I met alone with Mr. Abbey, which is a little bit unusual. The commander is the first to know about a flight assignment; Bob Crippen, who would be the commander of my crew, had already been told. But then usually the rest of the crew is told together; at least that was the way that it was done then. But in this case, Mr. Abbey told me first, before he called over the other members of the crew. After I met with him, he took me up to Dr. Kraft’s office and Dr. Kraft talked with me about the implications of being the first woman. He reminded me that I would get a lot of press attention and asked if I was ready for that. His message was just, “Let us know when you need help; we’re here to support you in any way and can offer whatever help you need.” It was a very reassuring message, coming from the head of the space center. [My family] were pretty excited. They knew that this was something that I’d wanted to do for a long time. After all, I’d been in training for four years when I heard the news, so they’d been preparing for this eventuality for four years. They were really excited when I got assigned to a flight.

Ride said
NASA
did a good job protecting her and the rest of the crew from too much media attention prior to the mission so the astronauts could focus on their mission objectives. “I did very few interviews from the time that we entered training until our crew press conference and the interviews afterward,” recalled Ride.
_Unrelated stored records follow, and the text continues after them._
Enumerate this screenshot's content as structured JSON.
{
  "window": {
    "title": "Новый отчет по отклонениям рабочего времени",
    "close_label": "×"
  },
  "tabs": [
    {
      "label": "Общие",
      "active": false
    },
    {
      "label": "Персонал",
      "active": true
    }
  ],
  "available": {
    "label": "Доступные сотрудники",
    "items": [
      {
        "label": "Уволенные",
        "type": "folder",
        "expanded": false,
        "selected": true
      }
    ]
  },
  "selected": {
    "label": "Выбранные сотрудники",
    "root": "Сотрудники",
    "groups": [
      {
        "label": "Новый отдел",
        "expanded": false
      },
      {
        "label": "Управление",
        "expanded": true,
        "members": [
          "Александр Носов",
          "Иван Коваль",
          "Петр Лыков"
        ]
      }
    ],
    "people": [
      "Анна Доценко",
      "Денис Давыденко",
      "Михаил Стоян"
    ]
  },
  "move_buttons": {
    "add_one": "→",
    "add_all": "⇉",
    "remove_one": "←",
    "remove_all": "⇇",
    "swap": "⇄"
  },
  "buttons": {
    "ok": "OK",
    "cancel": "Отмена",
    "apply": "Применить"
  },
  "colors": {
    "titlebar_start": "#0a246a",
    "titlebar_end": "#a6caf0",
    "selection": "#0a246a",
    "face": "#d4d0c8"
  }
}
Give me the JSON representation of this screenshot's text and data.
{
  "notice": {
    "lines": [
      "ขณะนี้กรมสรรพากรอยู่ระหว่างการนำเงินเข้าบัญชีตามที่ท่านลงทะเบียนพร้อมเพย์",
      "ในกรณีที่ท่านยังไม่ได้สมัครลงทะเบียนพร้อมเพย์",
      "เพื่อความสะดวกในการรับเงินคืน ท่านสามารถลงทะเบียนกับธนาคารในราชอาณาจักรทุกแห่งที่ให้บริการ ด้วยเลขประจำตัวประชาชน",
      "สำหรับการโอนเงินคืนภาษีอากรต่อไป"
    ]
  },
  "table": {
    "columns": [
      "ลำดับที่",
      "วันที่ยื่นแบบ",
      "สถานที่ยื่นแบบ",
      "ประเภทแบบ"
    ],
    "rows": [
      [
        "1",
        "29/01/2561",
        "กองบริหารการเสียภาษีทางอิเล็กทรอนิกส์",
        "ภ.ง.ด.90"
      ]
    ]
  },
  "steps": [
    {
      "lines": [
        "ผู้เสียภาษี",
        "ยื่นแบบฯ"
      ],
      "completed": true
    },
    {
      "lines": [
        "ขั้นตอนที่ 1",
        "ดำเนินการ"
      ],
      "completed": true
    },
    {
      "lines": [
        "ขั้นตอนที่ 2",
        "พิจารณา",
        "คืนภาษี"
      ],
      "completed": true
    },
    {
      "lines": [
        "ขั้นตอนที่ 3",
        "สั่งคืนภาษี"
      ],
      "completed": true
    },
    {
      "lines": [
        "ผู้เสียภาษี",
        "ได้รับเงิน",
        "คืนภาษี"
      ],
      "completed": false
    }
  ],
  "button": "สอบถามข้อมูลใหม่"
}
Then we did no more interviews until our preflight press conference about a month before the flight. Right after that press conference, we did a day of solid interviews.
NASA
protected me while we were in training, and even the day that we did all our interviews, we did them in pairs. I did most of my interviews with Rick Hauck or Bob Crippen.
NASA
’s attitude was, “She’s going to get all the attention, and we need to help her.” And they did. They did a really good job shielding me from the media so that I could train with the rest of the crew and not be singled out. We also tried to get across that spaceflight really is a team thing.

The training leading up to the flight was particularly intense. Only the commander, Bob Crippen, had flown before, which meant the four rookies had a lot to learn. “The training really accelerated and intensified during that two months before the flight,” recalled Ride. “I was spending virtually all my time trying to learn things, what I’d learned, practice and just stuff that one last fact into my brain. I was barely watching the news at night and really wasn’t aware of all the attention. Of course, I was a little bit aware of it—I couldn’t help but be—but it wasn’t impacting my training at all.”